We are, as you may have surmised, way behind on our blogging, but we will finish out the trip! The wheels of literary archiving might move slow, but they do move! Besides, the moment we got back from the vacation, we were expected to “adult” again. You all know how that slows things down.
So, for this blog…. Well, our vegan or vegetarian readers may understandably wish to skip this particular post.
As we planned this trip, we left things very loose as to where we would travel, and what sights we would see. There was one place however, that, when Steve told me about it, I just knew we had to stop. It sounded like the classic Americana that this trip had promised.
The SPAM museum.
Yes, that SPAM. The meat product.
For those who want to know, SPAM means… well, there’s a lot of controversy about that. The company once said it stood for “Shoulder of Pork and Ham,” some say it is short for “Spiced Ham,” others say it’s “Specially Produced American Meat”. No matter what the etymology is, we’re all familiar with it.
I still haven’t quite figured out what tickled my fancy about seeing the museum – I’d eaten SPAM Musubi once in my life before this trip. I think it was just that it was so very American. Created by Hormel, it first hit the shelves in 1937, during the Great Depression, helping fill the need for inexpensive meat products. SPAM continued to fill a huge part in feeding Americans, particularly during WWII, and most US military engagements since then. Primarily because of the military usage in their rations, it propagated worldwide. Now it can be found in 43 different countries, and South Korea consumes more SPAM than any other country except the US. It also comes in 13 different flavors, although only 11 are available for order on their website right now.
Steve had stumbled upon the museum twenty years ago by accident. Meat processing museums were not on his “to-do” list, but it sounded so quirky, he had to take a look. Certainly it sounded quirky enough for me to want to see it as well.
We rolled in to Austin, MN on one of the windiest, and coldest days of our trip so far. I’m not sure what the wind chill factor was, but 5,000 degrees below zero wouldn’t have surprised me.
Apparently they had changed locations since Steve last visited, and updated many of the exhibits. Well, twenty years later, SOMEthing had to change, if not the actual product itself (I mean, SPAM is SPAM).
As with many places we’d visited on this trip, there weren’t many people there, which made viewing the exhibits much easier, and we could take our time and not feel rushed. Which was good because there was a lot to see.
Whether or not you like SPAM, you can’t deny that it has become a solid part of American pop culture. For a sense of how it’s permeated our society, take a look at that folder on your mail server that uses its name: SPAM (by the way, we’ve been trying to contact you about extending your car’s warranty).
Here’s another confirmation of the legacy of the product:
“Spam, spam, spam, spam,
Spam, spam, spam, spam,
Lovely SPAM! Wonderful SPAM!”
For many of you, that song is now stuck in your head. You’re welcome.

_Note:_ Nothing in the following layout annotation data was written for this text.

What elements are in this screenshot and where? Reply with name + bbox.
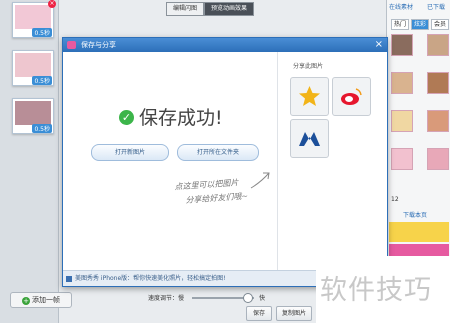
- save-button[interactable]: 保存: [246, 306, 272, 321]
- material-thumbnail[interactable]: [391, 148, 413, 170]
- frame-delay: 0.5秒: [32, 76, 52, 85]
- save-share-dialog: 保存与分享 × ✓ 保存成功! 打开新图片 打开所在文件夹 点这里可以把图片 分享…: [62, 37, 388, 287]
- material-thumbnail[interactable]: [427, 72, 449, 94]
- frame-delay: 0.5秒: [32, 124, 52, 133]
- frame-thumbnail[interactable]: 0.5秒 ×: [12, 0, 56, 38]
- check-icon: ✓: [119, 110, 134, 125]
- material-thumbnail[interactable]: [427, 34, 449, 56]
- watermark: 软件技巧: [320, 275, 432, 306]
- add-frame-label: 添加一帧: [32, 296, 60, 304]
- material-thumbnail[interactable]: [427, 110, 449, 132]
- share-label: 分享此图片: [293, 63, 324, 70]
- frame-image: [15, 53, 51, 77]
- speaker-icon: [66, 276, 72, 282]
- subtab-member[interactable]: 会员: [431, 19, 450, 30]
- tab-online-material[interactable]: 在线素材: [389, 2, 413, 14]
- frame-image: [15, 5, 51, 29]
- share-qzone-button[interactable]: [290, 77, 329, 116]
- success-message: ✓ 保存成功!: [119, 103, 223, 130]
- add-frame-button[interactable]: + 添加一帧: [10, 292, 72, 308]
- app-logo-icon: [67, 41, 76, 49]
- dialog-divider: [277, 52, 278, 270]
- share-weibo-button[interactable]: [332, 77, 371, 116]
- tab-downloaded[interactable]: 已下载: [427, 2, 445, 14]
- copy-image-button[interactable]: 复制图片: [276, 306, 312, 321]
- page-number: 12: [391, 196, 399, 203]
- frame-thumbnail[interactable]: 0.5秒: [12, 50, 54, 86]
- pengyou-icon: [299, 132, 320, 146]
- frame-strip: 0.5秒 × 0.5秒 0.5秒: [0, 0, 59, 323]
- speed-slider-handle[interactable]: [243, 293, 253, 303]
- delete-frame-icon[interactable]: ×: [48, 0, 56, 8]
- speed-label: 速度调节：慢: [148, 295, 185, 302]
- dialog-titlebar: 保存与分享 ×: [63, 38, 387, 52]
- share-hint: 点这里可以把图片 分享给好友们哦~: [174, 175, 248, 208]
- frame-delay: 0.5秒: [32, 28, 52, 37]
- tab-preview[interactable]: 预览动画效果: [204, 2, 255, 16]
- download-page-link[interactable]: 下载本页: [403, 210, 427, 219]
- success-text: 保存成功!: [139, 107, 223, 129]
- material-thumbnail[interactable]: [427, 148, 449, 170]
- close-icon[interactable]: ×: [375, 39, 383, 51]
- mode-tabs: 编辑闪图 预览动画效果: [166, 2, 255, 16]
- open-new-image-button[interactable]: 打开新图片: [91, 144, 169, 161]
- share-pengyou-button[interactable]: [290, 119, 329, 158]
- material-thumbnail[interactable]: [391, 34, 413, 56]
- footer-ad-text[interactable]: 美图秀秀 iPhone版：帮你快速美化照片，轻松搞定拍图!: [75, 275, 226, 282]
- weibo-icon: [341, 88, 362, 105]
- material-thumbnail[interactable]: [391, 110, 413, 132]
- dialog-title: 保存与分享: [81, 41, 116, 49]
- banner-yellow[interactable]: [389, 222, 449, 242]
- subtab-hot[interactable]: 热门: [391, 19, 410, 30]
- arrow-icon: [250, 172, 270, 189]
- subtab-colorful[interactable]: 炫彩: [411, 19, 430, 30]
- material-thumbnail[interactable]: [391, 72, 413, 94]
- frame-image: [15, 101, 51, 125]
- qzone-star-icon: [299, 86, 320, 106]
- open-folder-button[interactable]: 打开所在文件夹: [177, 144, 259, 161]
- tab-edit[interactable]: 编辑闪图: [166, 2, 205, 16]
- plus-icon: +: [22, 297, 30, 305]
- speed-fast-label: 快: [259, 295, 266, 302]
- frame-thumbnail[interactable]: 0.5秒: [12, 98, 54, 134]
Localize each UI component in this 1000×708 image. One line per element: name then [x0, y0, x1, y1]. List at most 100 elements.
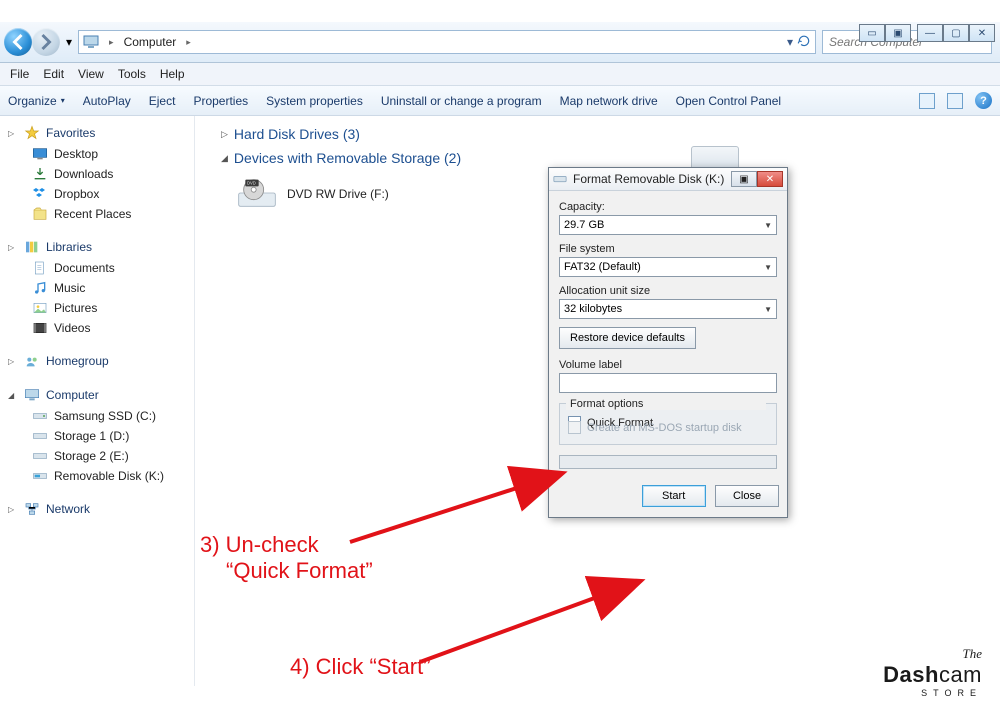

Now you might think that Hormel (makers of this fine cuisine) would resent such abuse of their featured product name. Nay. They celebrate it. In fact, there is an entire area devoted to the Monty Python sketch of the above song. And as a point of trivia, it was that Monty Python sketch which inspired the internet usage of the word SPAM.
But I digress. Back to the museum. As Steve had promised, it was, in fact, quirky. As you can see in the photos, the museum is a riot of color and engagement. But also extremely informative, but not in the way you might expect. It was less a museum about the making of SPAM than it was more about its place in history.
The interactive, touch screen areas, were wonderfully laid out and highly informative and they provided sanitized styluses for our use during the visit. The very first stop on the tour was a kiosk that allowed you to explore popular Spam recipes and email them to yourself. I might have collected a few…
From that point on, the museum went on to explore the history of the founding of Hormel and the history of SPAM worldwide. As I mentioned earlier, its use by the U.S. military in overseas conflicts exposed to the rest of the world and it caught on.
And, of course, there is a SPAM mascot; Sir Can-a-lot.
After we learned about many of the cultural aspects of SPAM we were given an opportunity to test our spam packing skills against that of the packing plant. I think I performed admirably. I don’t think I’ll be joining their team any time soon though.
The museum culminated in the gift shop – an explosion of SPAM merchandise ranging from the interesting to the absurd, with a healthy (unhealthy?) selection of spam flavors for the connoisseur.
Spam Musubi, for the curious, is an Asian (Japanese) Hawaiian fusion. Just like handrolls, the musubi begins with a sheet of seaweed. Next a scoop of fresh rice is pressed into a rectangular block and a teriyaki marinated slice of SPAM goes on top. I wanted to try making it myself, as it’s delicious. The museum gift shop was very helpful, as I managed to acquire a SPAM cookbook, as well as a Musubi mold. As a result – we had Musubi for Thanksgiving dinner. Not exactly traditional, but delicious nonetheless.
Back to the gift shop – the employees were absolutely the friendliest, most delightful people, enthusiastic about everything SPAM, proud of their museum, and helpful to a fault.
Now a museum dedicated to the marketing and proliferation of a meat product and the implied process to create it isn’t everyone’s cup of tea. I have to admit, we cringed a few times. But as far as quirky Americana is concerned? Yes. If you ever find yourself in Austin, MN it’s definitely worth considering a visit.